Uric acid is a product of the metabolism (breakdown) of purines. Purines are chemicals that come from both the breakdown of foods and nucleic acids (DNA) in the body. If uric acid levels in the body are low, there are no symptoms. Caregivers do not need to test for low levels of uric acid.

Too much uric acid, however, can gather in the body, and this condition should be tested for. Because uric acid is a waste product, the body must get rid of it. Two-thirds of uric acid is disposed of in the urine; the remainder is disposed of in the feces.

Excess uric acid can cause the condition called gout. This can be a result of overproduction of uric acid or a decreased ability of the kidneys to secrete uric acid. Other reasons for high uric acid include leukemia or multiple myeloma (types of cancer), high blood pressure during pregnancy, alcoholism, Down Syndrome, lead poisoning, poor diet, liver disease, obesity, and psoriasis. Stress or very strenuous exercise also can raise uric acid levels. Failure of the kidneys, which means the body is not able to get rid of uric acid fast enough, is another cause of high uric acid levels. A person undergoing chemotherapy or radiation also can have dangerous levels of uric acid in the blood due to the breakdown of tumor cells and the release of purines (and thus uric acid) into the blood. Many drugs also can affect uric acid levels.


A blood sample is obtained by inserting a needle into a vein in your arm.


  • Adult

  • Male: 4.0-8.5 mg/dL or 0.24-0.51 mmol/L (SI units)
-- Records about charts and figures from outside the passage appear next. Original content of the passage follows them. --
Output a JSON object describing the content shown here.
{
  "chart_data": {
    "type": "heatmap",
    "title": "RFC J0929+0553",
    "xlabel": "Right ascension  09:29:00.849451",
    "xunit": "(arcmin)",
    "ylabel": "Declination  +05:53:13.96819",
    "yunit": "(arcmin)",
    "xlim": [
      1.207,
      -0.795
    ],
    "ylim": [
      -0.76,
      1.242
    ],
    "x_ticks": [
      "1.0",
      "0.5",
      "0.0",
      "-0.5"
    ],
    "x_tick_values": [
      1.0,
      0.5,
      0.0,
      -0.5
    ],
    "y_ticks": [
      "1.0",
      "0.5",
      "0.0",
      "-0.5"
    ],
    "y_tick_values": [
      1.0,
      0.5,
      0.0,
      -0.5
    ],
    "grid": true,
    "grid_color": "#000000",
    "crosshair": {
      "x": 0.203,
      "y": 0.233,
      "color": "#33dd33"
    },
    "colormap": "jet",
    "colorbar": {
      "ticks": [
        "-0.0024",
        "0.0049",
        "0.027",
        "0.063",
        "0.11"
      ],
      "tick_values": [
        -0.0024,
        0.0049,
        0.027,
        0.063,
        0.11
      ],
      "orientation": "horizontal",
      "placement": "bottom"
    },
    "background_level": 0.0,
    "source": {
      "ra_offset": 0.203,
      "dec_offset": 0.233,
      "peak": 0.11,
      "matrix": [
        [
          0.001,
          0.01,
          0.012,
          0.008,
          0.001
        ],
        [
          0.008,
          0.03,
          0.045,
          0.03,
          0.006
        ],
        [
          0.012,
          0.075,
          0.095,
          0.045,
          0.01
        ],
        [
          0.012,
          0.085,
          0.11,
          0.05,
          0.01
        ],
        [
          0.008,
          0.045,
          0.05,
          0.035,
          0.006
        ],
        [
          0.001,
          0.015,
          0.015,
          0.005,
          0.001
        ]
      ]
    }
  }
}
  • Female: 2.7-7.3 mg/dL or 0.16-0.43 mmol/L (SI units)

  • Elderly: Values may be slightly increased.

  • Child: 2.5-5.5 mg/dL or 0.12-0.32 mmol/L (SI units)

  • Newborn: 2.0-6.2 mg/dL

Ranges for normal findings may vary among different laboratories and hospitals. You should always check with your doctor after having lab work or other tests done to discuss the meaning of your test results and whether your values are considered within normal limits.


Your caregiver will go over the test results with you and discuss the importance and meaning of your results, as well as treatment options and the need for additional tests if necessary.


It is your responsibility to obtain your test results. Ask the lab or department performing the test when and how you will get your results.